Alors même que Saussure propose la Sémiologie comme discipline et qu’il appelle la langue système sémiologique, du moment où il s’agit de diachronie, il parle de « la transmission d’une sémiologie ».
La discipline Sémiologie a donc pris un bon moment pour se détacher de son objet, ce qui, il faut le remarquer, n’est pas étranger aux disciplines humaines, comme Luis Prieto l’a expliqué dans son livre Pertinence et Pratique (1975, chapitre 5), où il signale que les raisons de ce collage entre l’objet et son étude sont, pour une grande part, inhérentes à la nature psychique de l’objet linguistique (cf. aussi Mejía Quijano 2008a).

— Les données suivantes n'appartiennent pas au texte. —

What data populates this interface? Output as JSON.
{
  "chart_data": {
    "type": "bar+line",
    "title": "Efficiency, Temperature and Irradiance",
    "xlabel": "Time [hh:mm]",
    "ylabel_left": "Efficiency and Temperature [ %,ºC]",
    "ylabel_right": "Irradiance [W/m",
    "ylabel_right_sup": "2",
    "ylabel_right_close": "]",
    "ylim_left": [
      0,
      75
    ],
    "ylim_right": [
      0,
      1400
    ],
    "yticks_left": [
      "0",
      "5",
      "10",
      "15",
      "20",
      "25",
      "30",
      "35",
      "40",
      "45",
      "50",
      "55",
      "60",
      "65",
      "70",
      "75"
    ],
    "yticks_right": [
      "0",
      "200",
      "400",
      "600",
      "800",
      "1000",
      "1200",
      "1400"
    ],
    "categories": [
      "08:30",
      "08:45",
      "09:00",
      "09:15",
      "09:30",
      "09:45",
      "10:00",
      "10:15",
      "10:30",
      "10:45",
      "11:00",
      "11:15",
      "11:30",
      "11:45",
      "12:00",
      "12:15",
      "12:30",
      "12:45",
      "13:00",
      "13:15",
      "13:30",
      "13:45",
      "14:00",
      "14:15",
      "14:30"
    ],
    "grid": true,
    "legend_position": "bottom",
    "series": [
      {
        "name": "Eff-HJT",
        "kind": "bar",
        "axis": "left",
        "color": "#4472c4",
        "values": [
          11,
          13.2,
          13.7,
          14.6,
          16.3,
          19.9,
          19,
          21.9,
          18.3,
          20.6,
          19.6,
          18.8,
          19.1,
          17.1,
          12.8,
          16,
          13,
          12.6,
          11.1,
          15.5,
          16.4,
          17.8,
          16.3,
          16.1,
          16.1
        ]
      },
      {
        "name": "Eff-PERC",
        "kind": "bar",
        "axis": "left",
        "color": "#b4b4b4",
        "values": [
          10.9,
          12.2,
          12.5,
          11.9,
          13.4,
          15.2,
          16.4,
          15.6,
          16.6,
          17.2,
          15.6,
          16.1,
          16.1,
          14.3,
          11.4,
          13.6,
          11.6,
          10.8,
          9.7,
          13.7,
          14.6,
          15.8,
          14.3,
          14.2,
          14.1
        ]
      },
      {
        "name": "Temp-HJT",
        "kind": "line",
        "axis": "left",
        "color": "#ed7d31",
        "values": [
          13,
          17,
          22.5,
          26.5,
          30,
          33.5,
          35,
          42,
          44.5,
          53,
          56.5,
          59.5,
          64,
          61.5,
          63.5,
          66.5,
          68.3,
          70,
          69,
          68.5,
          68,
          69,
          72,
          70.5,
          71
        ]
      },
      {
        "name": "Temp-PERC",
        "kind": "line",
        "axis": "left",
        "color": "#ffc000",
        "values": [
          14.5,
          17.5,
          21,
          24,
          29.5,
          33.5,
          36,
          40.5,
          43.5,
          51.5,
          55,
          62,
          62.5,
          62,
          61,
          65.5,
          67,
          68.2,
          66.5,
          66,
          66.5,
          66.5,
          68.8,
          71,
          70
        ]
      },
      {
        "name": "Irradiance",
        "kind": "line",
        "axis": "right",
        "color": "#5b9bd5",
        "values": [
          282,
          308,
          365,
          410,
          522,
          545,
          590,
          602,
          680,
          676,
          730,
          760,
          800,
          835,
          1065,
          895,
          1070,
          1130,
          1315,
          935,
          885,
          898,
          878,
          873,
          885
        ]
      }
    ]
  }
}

Serait-ce en raison de cette ambigüité de l’usage du mot que Saussure aurait hésité sur cette appellation de Sémiologie pour la discipline ? Dans cette autre note, non classée mais assurément ultérieure à 1901, Saussure propose, en effet, de remplacer le terme rendu célèbre par Adrien Naville par celui de Signologie :
Le mot de signologie n’est, au point de vue de sa formation, pas plus choquant que ceux de terminologie, sociologie, minéralogie, et autres mots où on a greffé -logie sur un terme latin. Si ce terme semble <à tort avoir quelque chose [de]> particulier, c’est que depuis longtemps, dans l’état artificiel de notre langue, <on ne sait pas> s’il faut prononcer le gn comme dans signe ou comme dans le latin signum: mais de cela l’auteur est innocent, <la langue seule est coupable pour autant qu’on peut appliquer le nom respecté de langue à des conventions orthographiques dénuées de toute espèce de valeur historique ou logique.> On peut, si l’on veut, s’autoriser <académiquement> du terme juridique cognat (prononcé cog-nat) pour dire <pareillement> sig-nologie, cela n’a pas la moindre importance. Des deux façons <on ne fera> jamais que du français, puisque <nous savons> que ni <notre n mouillé> ni -gn- ne correspondent à la prononciation <vraiment> latine de gn […]. Le nom de signologie exige une explication. J’avais d’abord employé le mot de sémiologie. C’est sous ce nom que M. Ad. N[aville] dans sa nouvelle édition remaniée de [ ] a fait l’honneur à cette science de la recevoir pour la première fois dans le cercle.
Comme le signale Loïc Depecker (2009), ce mot de signologie rapproche cette note du premier cours de linguistique générale de 1907, où, chose curieuse, l’on ne trouve pas sémiologie ou système sémiologique, mais où la langue est un « système de signaux », et où Saussure mentionne une signologie parlée, en utilisant l’adjectif signologique, ici dans les notes originales d’Albert Riedlinger :
… l’étude de l’orthographe serait une étude sociale et signologique ; ce serait une étude très intéressante, mais à condition de la séparer de la signologie parlée. (Mejía et al., 2019, 121)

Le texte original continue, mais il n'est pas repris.